If you've read this newsletter for any amount of time, you already know the answer to that question. There's little doubt in my mind that artificial sweeteners can be even worse than sugar and fructose, and there is scientific evidence to back up that conclusion. I've compiled a long list of scientific studies into the health effects of aspartame, and it covers a range of concerns, from behavioral- and mood changes, to brain damage, weight gain, pre-term delivery, and cancer.
So please, do your homework on this, and do not be swayed by sweet-talking dietitians, doctors, or any other health professional that tells you artificial sweeteners have gotten the 'green light' and is safe to use. There's simply too much evidence pointing in the other direction.
"Diet" drinks and foods are typically marketed toward diabetics and dieters. Unfortunately, they don't do either any good.
First of all, the research and the epidemiologic data suggest artificial sweeteners such as aspartame actually tend to lead to weight gain. One reason for aspartame's potential to cause weight gain is because the two amino acids that make up 90 percent of aspartame-- phenylalanine and aspartic acid – are known to rapidly stimulate the release of insulin and leptin; two hormones that are intricately involved with satiety and fat storage. They're also the primary hormones that regulate your metabolism.
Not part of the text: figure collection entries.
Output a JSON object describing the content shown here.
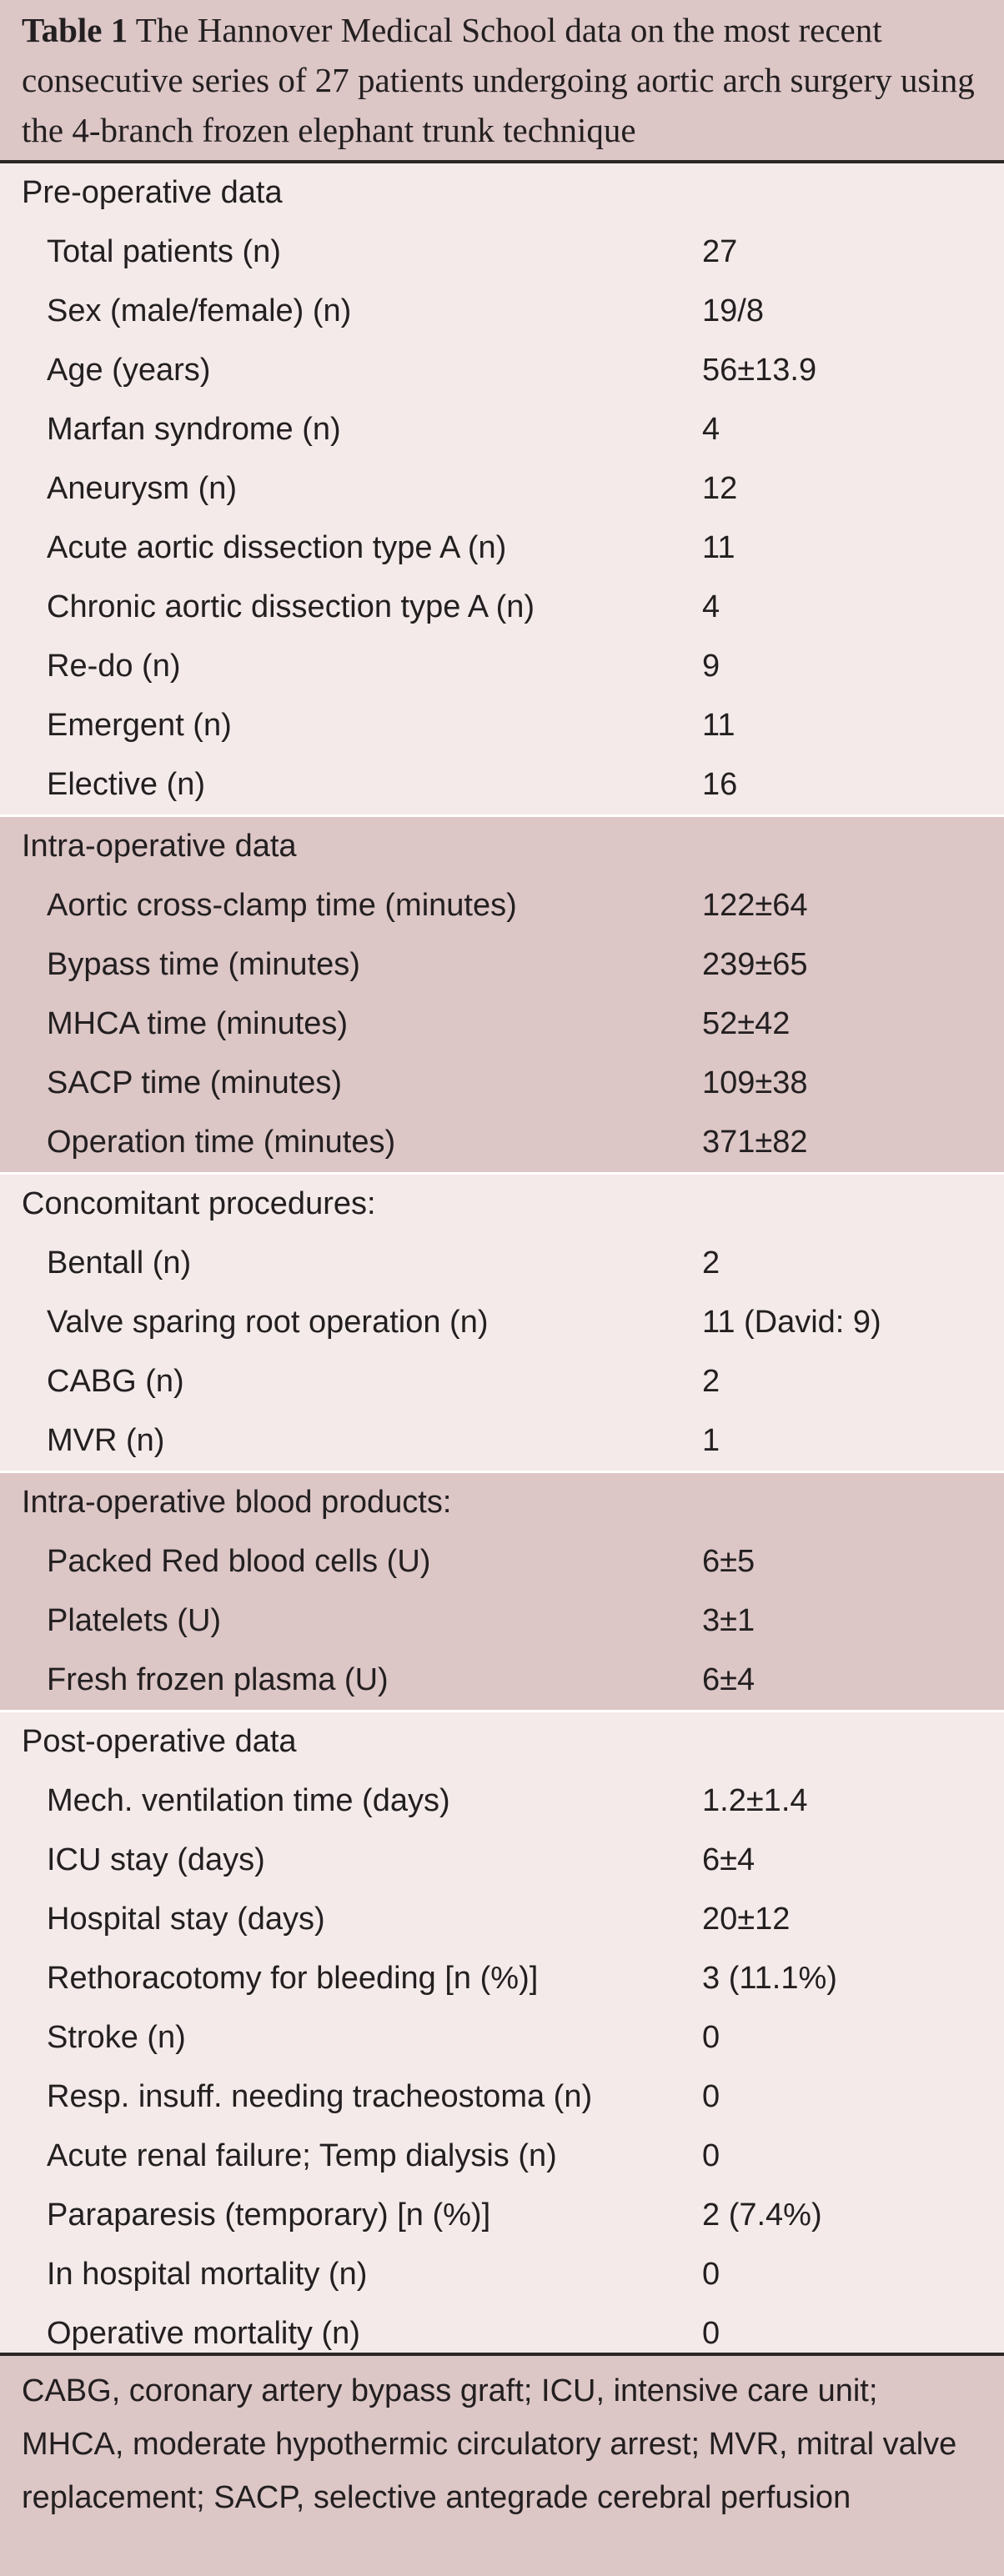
{
  "caption": {
    "label": "Table 1",
    "text": "The Hannover Medical School data on the most recent consecutive series of 27 patients undergoing aortic arch surgery using the 4-branch frozen elephant trunk technique"
  },
  "sections": [
    {
      "header": "Pre-operative data",
      "rows": [
        {
          "name": "Total patients (n)",
          "value": "27"
        },
        {
          "name": "Sex (male/female) (n)",
          "value": "19/8"
        },
        {
          "name": "Age (years)",
          "value": "56±13.9"
        },
        {
          "name": "Marfan syndrome (n)",
          "value": "4"
        },
        {
          "name": "Aneurysm (n)",
          "value": "12"
        },
        {
          "name": "Acute aortic dissection type A (n)",
          "value": "11"
        },
        {
          "name": "Chronic aortic dissection type A (n)",
          "value": "4"
        },
        {
          "name": "Re-do (n)",
          "value": "9"
        },
        {
          "name": "Emergent (n)",
          "value": "11"
        },
        {
          "name": "Elective (n)",
          "value": "16"
        }
      ]
    },
    {
      "header": "Intra-operative data",
      "rows": [
        {
          "name": "Aortic cross-clamp time (minutes)",
          "value": "122±64"
        },
        {
          "name": "Bypass time (minutes)",
          "value": "239±65"
        },
        {
          "name": "MHCA time (minutes)",
          "value": "52±42"
        },
        {
          "name": "SACP time (minutes)",
          "value": "109±38"
        },
        {
          "name": "Operation time (minutes)",
          "value": "371±82"
        }
      ]
    },
    {
      "header": "Concomitant procedures:",
      "rows": [
        {
          "name": "Bentall (n)",
          "value": "2"
        },
        {
          "name": "Valve sparing root operation (n)",
          "value": "11 (David: 9)"
        },
        {
          "name": "CABG (n)",
          "value": "2"
        },
        {
          "name": "MVR (n)",
          "value": "1"
        }
      ]
    },
    {
      "header": "Intra-operative blood products:",
      "rows": [
        {
          "name": "Packed Red blood cells (U)",
          "value": "6±5"
        },
        {
          "name": "Platelets (U)",
          "value": "3±1"
        },
        {
          "name": "Fresh frozen plasma (U)",
          "value": "6±4"
        }
      ]
    },
    {
      "header": "Post-operative data",
      "rows": [
        {
          "name": "Mech. ventilation time (days)",
          "value": "1.2±1.4"
        },
        {
          "name": "ICU stay (days)",
          "value": "6±4"
        },
        {
          "name": "Hospital stay (days)",
          "value": "20±12"
        },
        {
          "name": "Rethoracotomy for bleeding [n (%)]",
          "value": "3 (11.1%)"
        },
        {
          "name": "Stroke (n)",
          "value": "0"
        },
        {
          "name": "Resp. insuff. needing tracheostoma (n)",
          "value": "0"
        },
        {
          "name": "Acute renal failure; Temp dialysis (n)",
          "value": "0"
        },
        {
          "name": "Paraparesis (temporary) [n (%)]",
          "value": "2 (7.4%)"
        },
        {
          "name": "In hospital mortality (n)",
          "value": "0"
        },
        {
          "name": "Operative mortality (n)",
          "value": "0"
        }
      ]
    }
  ],
  "footnote": "CABG, coronary artery bypass graft; ICU, intensive care unit; MHCA, moderate hypothermic circulatory arrest; MVR, mitral valve replacement; SACP, selective antegrade cerebral perfusion"
}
So although you're not ingesting calories in the form of sugar, aspartame can still raise your insulin and leptin levels. And these, in turn, are two of the driving forces behind both obesity and diabetes. There are also other mechanisms at work that promote weight gain as opposed to weight loss when you consume aspartame.
What the Science Says about Food Dyes
The issue of whether or not food additives such as artificial colors contribute to behavioral problems in children has been disputed for many years, and American dietitians will continue misleading parents if they believe what Coca-Cola Company tells them...
As an example of what researchers have discovered on this issue, take a look at this carefully designed randomized, double-blind, placebo-controlled study published in the journal The Lancet, four years ago, which concluded that:
"Artificial colors or a sodium benzoate preservative (or both) in the diet result in increased hyperactivity in 3-year-old and 8/9-year-old children in the general population."
The seven ingredients tested in the study included:
✓ Sodium benzoate (E211)
✓ Sunset yellow (E110)
✓ Quinoline yellow (E104)
✓ Carmoisine (E122)
✓ Tartrazine (E102)
✓ Ponceau 4R (E124)
✓ Allura red AC (E129)
The results of this study prompted the British Food Standards Agency (FSA) to issue an immediate advisory to parents, warning them to limit their children's intake of additives if they notice an effect on behavior.
Not surprisingly, the U.S. did not issue any similar warnings.
The worst behavioral responses from the additives were seen in the three-year-olds, compared to the older children in the study. But even within each age group, some children responded very strongly, and others not at all, indicating there are individual differences in how well your body can tolerate the assault of artificial additives.
One theory is that the additives may trigger a release of histamines in certain sensitive kids. Still, I believe that food additives such as preservatives, sweeteners and colorings should be avoided as much as possible, regardless of whether they have a marked effect or not as they clearly have no redeeming nutritional value, and can carry major long-term health risks.